Лэш встал и прошел по коридору в ванную. Он зажег свет, открыл шкафчик под умывальником и присел. Там, за запасными бутылками с шампунем и упаковками бритвенных лезвий, стояла маленькая коробочка. Достав ее, он поднял крышку. Коробочка была наполовину заполнена маленькими белыми таблетками — секоналом, который подарил ему много лет назад коллега-агент, конфисковавший его во время обыска в квартире подозреваемого в отмывании денег. Когда Лэш переехал в этот дом, он собирался спустить лекарство в унитаз, но почему-то так и не сделал этого. Снотворное осталось в темном углу под раковиной, почти забытое. Прошло три года, но Лэш был уверен, что таблетки не просрочены. Взяв горсть, он раскрыл ладонь и взглянул на них.
А потом он ссыпал таблетки обратно в коробочку и спрятал ее в шкафчик. Если бы он принял их, вернулись бы тяжелые дни: те месяцы перед тем, как он ушел из ФБР, и сразу после. Но ему не хотелось воскрешать их. Никогда.
Выпрямившись, он вымыл руки, глядя на свое отражение в зеркале.
С тех пор как он переехал сюда и открыл частную практику, он снова обрел способность нормально спать. Он мог бы завтра отказаться от всего и вернуться к своим консультациям. А сон вернулся бы к нему.
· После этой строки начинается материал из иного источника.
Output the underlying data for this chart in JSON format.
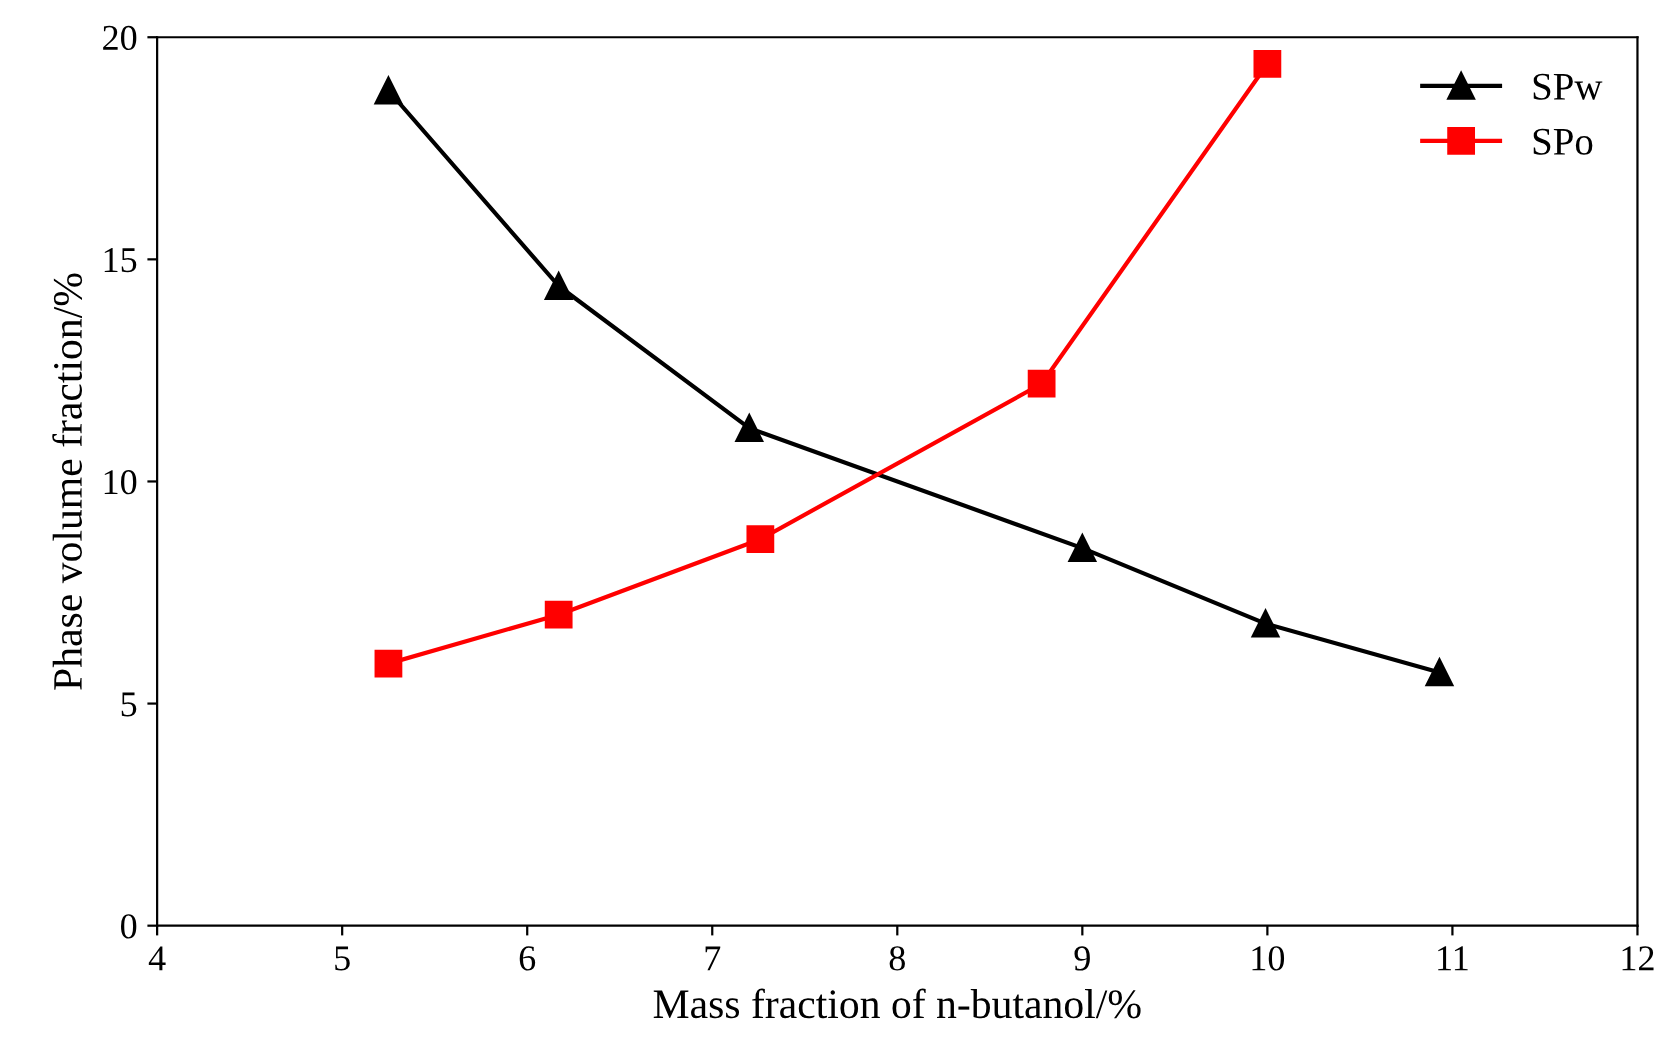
{
  "chart_data": {
    "type": "line",
    "xlabel": "Mass fraction of n-butanol/%",
    "ylabel": "Phase volume fraction/%",
    "xlim": [
      4,
      12
    ],
    "xticks": [
      4,
      5,
      6,
      7,
      8,
      9,
      10,
      11,
      12
    ],
    "ylim": [
      0,
      20
    ],
    "yticks": [
      0,
      5,
      10,
      15,
      20
    ],
    "grid": false,
    "legend": "top right",
    "series": [
      {
        "name": "SPw",
        "color": "#000000",
        "marker": "triangle",
        "x": [
          5.25,
          6.17,
          7.2,
          9.0,
          9.99,
          10.93
        ],
        "values": [
          18.8,
          14.4,
          11.2,
          8.5,
          6.8,
          5.7
        ]
      },
      {
        "name": "SPo",
        "color": "#ff0000",
        "marker": "square",
        "x": [
          5.25,
          6.17,
          7.26,
          8.78,
          10.0
        ],
        "values": [
          5.9,
          7.0,
          8.7,
          12.2,
          19.4
        ]
      }
    ]
  }
}
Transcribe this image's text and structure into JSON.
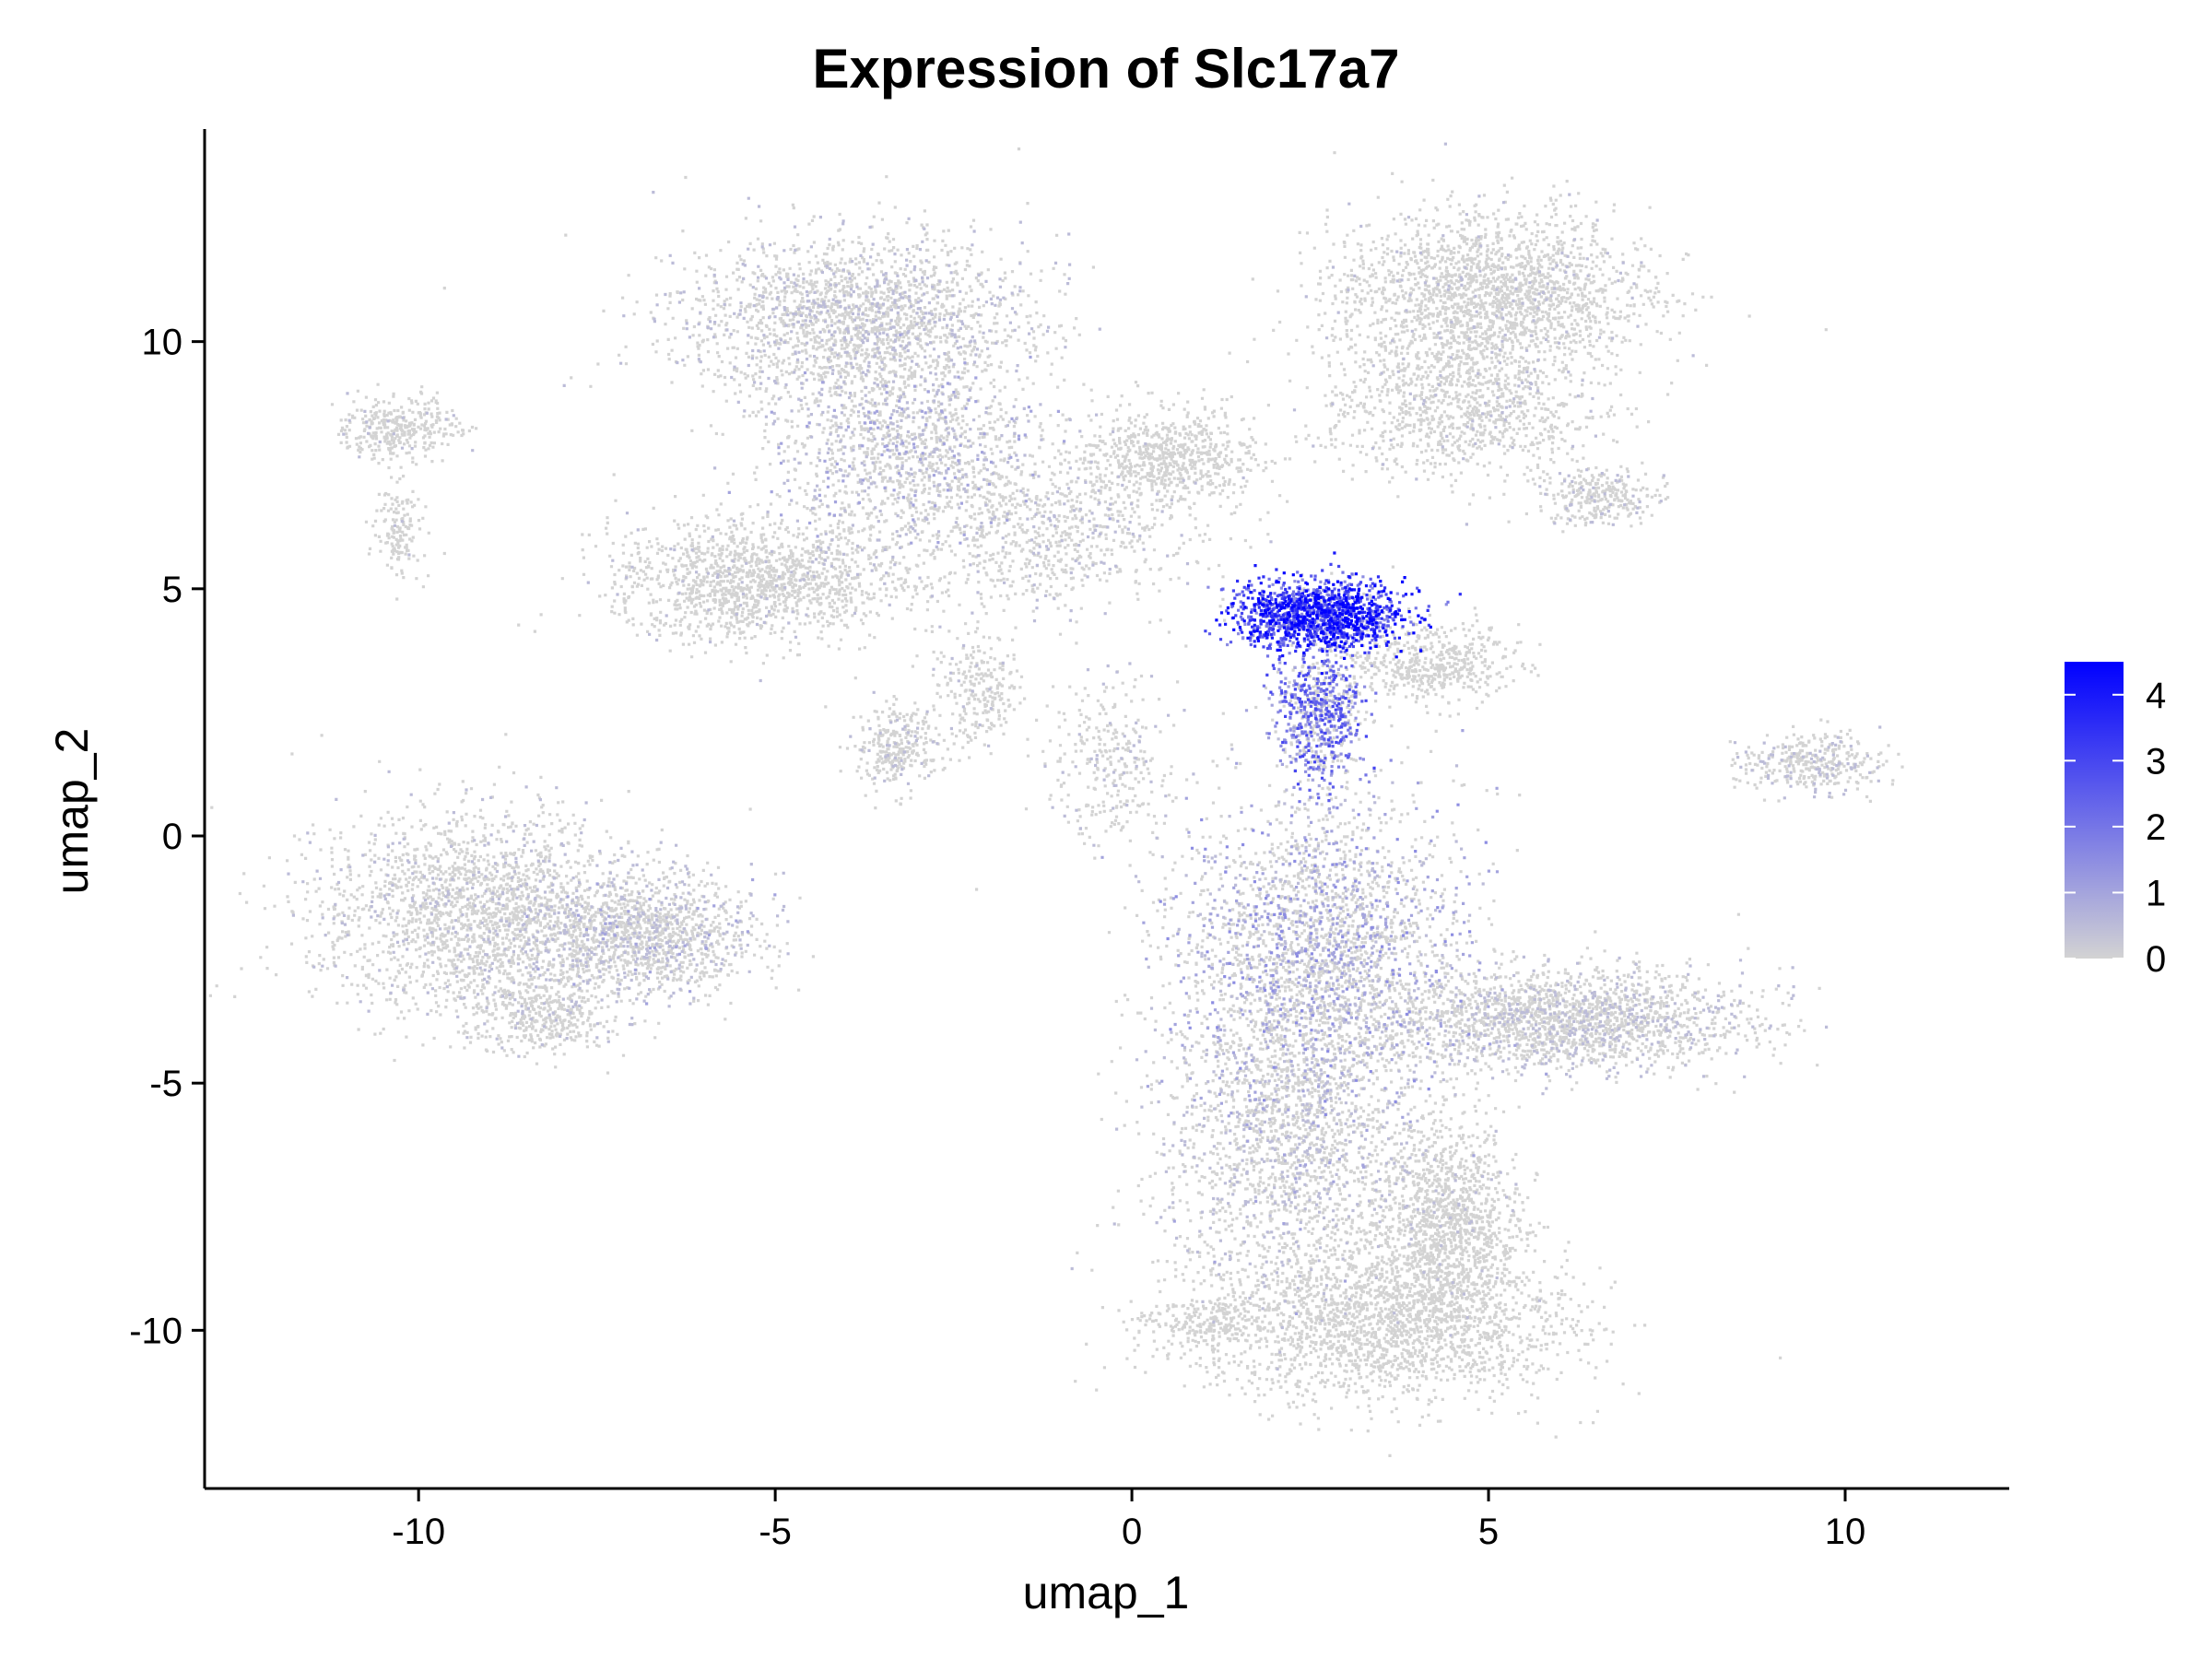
{
  "chart_data": {
    "type": "scatter",
    "title": "Expression of Slc17a7",
    "xlabel": "umap_1",
    "ylabel": "umap_2",
    "xlim": [
      -13,
      12.3
    ],
    "ylim": [
      -13.2,
      14.3
    ],
    "x_ticks": [
      -10,
      -5,
      0,
      5,
      10
    ],
    "y_ticks": [
      -10,
      -5,
      0,
      5,
      10
    ],
    "x_tick_labels": [
      "-10",
      "-5",
      "0",
      "5",
      "10"
    ],
    "y_tick_labels": [
      "-10",
      "-5",
      "0",
      "5",
      "10"
    ],
    "grid": false,
    "legend_position": "right",
    "color_scale": {
      "low": "#d3d3d3",
      "high": "#0000ff",
      "min": 0,
      "max": 4.5,
      "ticks": [
        0,
        1,
        2,
        3,
        4
      ],
      "tick_labels": [
        "0",
        "1",
        "2",
        "3",
        "4"
      ]
    },
    "clusters": [
      {
        "x": 2.6,
        "y": -2.2,
        "sx": 1.0,
        "sy": 1.5,
        "n": 5000,
        "expr": 0.9
      },
      {
        "x": 2.2,
        "y": -6.0,
        "sx": 0.9,
        "sy": 1.6,
        "n": 3500,
        "expr": 0.5
      },
      {
        "x": 3.5,
        "y": -9.8,
        "sx": 1.3,
        "sy": 0.8,
        "n": 4200,
        "expr": 0.15
      },
      {
        "x": 4.4,
        "y": -7.8,
        "sx": 0.5,
        "sy": 1.0,
        "n": 1200,
        "expr": 0.2
      },
      {
        "x": 6.0,
        "y": -3.7,
        "sx": 1.3,
        "sy": 0.5,
        "n": 2000,
        "expr": 0.4
      },
      {
        "x": 2.6,
        "y": 4.5,
        "sx": 0.6,
        "sy": 0.35,
        "n": 1500,
        "expr": 3.2
      },
      {
        "x": 2.6,
        "y": 2.5,
        "sx": 0.3,
        "sy": 0.7,
        "n": 700,
        "expr": 2.0
      },
      {
        "x": 4.2,
        "y": 3.5,
        "sx": 0.6,
        "sy": 0.4,
        "n": 500,
        "expr": 0.1
      },
      {
        "x": -9.2,
        "y": -1.5,
        "sx": 1.1,
        "sy": 1.0,
        "n": 4000,
        "expr": 0.3
      },
      {
        "x": -6.9,
        "y": -2.0,
        "sx": 0.8,
        "sy": 0.6,
        "n": 1300,
        "expr": 0.5
      },
      {
        "x": -8.3,
        "y": -3.6,
        "sx": 0.5,
        "sy": 0.4,
        "n": 400,
        "expr": 0.2
      },
      {
        "x": -3.9,
        "y": 10.5,
        "sx": 1.2,
        "sy": 0.8,
        "n": 2500,
        "expr": 0.4
      },
      {
        "x": -3.2,
        "y": 8.0,
        "sx": 0.9,
        "sy": 0.9,
        "n": 1200,
        "expr": 0.6
      },
      {
        "x": -5.3,
        "y": 5.2,
        "sx": 1.0,
        "sy": 0.6,
        "n": 1400,
        "expr": 0.2
      },
      {
        "x": -1.5,
        "y": 6.2,
        "sx": 1.2,
        "sy": 0.8,
        "n": 900,
        "expr": 0.3
      },
      {
        "x": -3.3,
        "y": 1.8,
        "sx": 0.3,
        "sy": 0.4,
        "n": 300,
        "expr": 0.3
      },
      {
        "x": -2.2,
        "y": 3.0,
        "sx": 0.3,
        "sy": 0.6,
        "n": 250,
        "expr": 0.2
      },
      {
        "x": 0.5,
        "y": 7.7,
        "sx": 0.6,
        "sy": 0.5,
        "n": 700,
        "expr": 0.1
      },
      {
        "x": 5.0,
        "y": 11.0,
        "sx": 1.1,
        "sy": 0.8,
        "n": 2200,
        "expr": 0.2
      },
      {
        "x": 4.6,
        "y": 8.7,
        "sx": 1.0,
        "sy": 0.7,
        "n": 1000,
        "expr": 0.2
      },
      {
        "x": 6.5,
        "y": 6.9,
        "sx": 0.4,
        "sy": 0.3,
        "n": 300,
        "expr": 0.3
      },
      {
        "x": -10.3,
        "y": 8.3,
        "sx": 0.4,
        "sy": 0.3,
        "n": 350,
        "expr": 0.2
      },
      {
        "x": -10.3,
        "y": 6.2,
        "sx": 0.15,
        "sy": 0.5,
        "n": 150,
        "expr": 0.2
      },
      {
        "x": 9.5,
        "y": 1.5,
        "sx": 0.5,
        "sy": 0.3,
        "n": 350,
        "expr": 0.4
      },
      {
        "x": -0.3,
        "y": 1.5,
        "sx": 0.4,
        "sy": 0.8,
        "n": 300,
        "expr": 0.3
      },
      {
        "x": 1.0,
        "y": -9.8,
        "sx": 0.5,
        "sy": 0.3,
        "n": 200,
        "expr": 0.1
      }
    ]
  }
}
Впрочем, он почему-то знал, что не сделает этого. Ибо даже сейчас, глядя в зеркало, он видел призрачную фигуру Льюиса Торпа, который смотрел на него с зернистой видеозаписи и продолжал задавать один и тот же вопрос…
«Почему?»
Лэш вытер руки, прошел в спальню, лег и стал ждать. Не прихода сна — он понимал, что этого не будет, — а просто когда наступит утро.
На следующее утро, когда Лэш вышел из лифта на тридцать втором этаже, Мочли уже ждал его.
— Сюда, пожалуйста, — сказал он. — Что вам удалось выяснить насчет Уилнера?
«Он явно не из тех, кто тратит время на пустые предисловия», — подумал Лэш.
— За эти выходные я успел поговорить с их врачом, братом Карен Уилнер, матерью Джона Уилнера и подругой по колледжу, которая гостила у них неделю в прошлом месяце. Та же история, что и с Торпами. Они были даже слишком счастливы, если такое вообще возможно. Подруга сказала, что стала свидетельницей только одной мелкой ссоры — по поводу того, какой фильм смотреть вечером, — но и та через минуту закончилась взрывом смеха.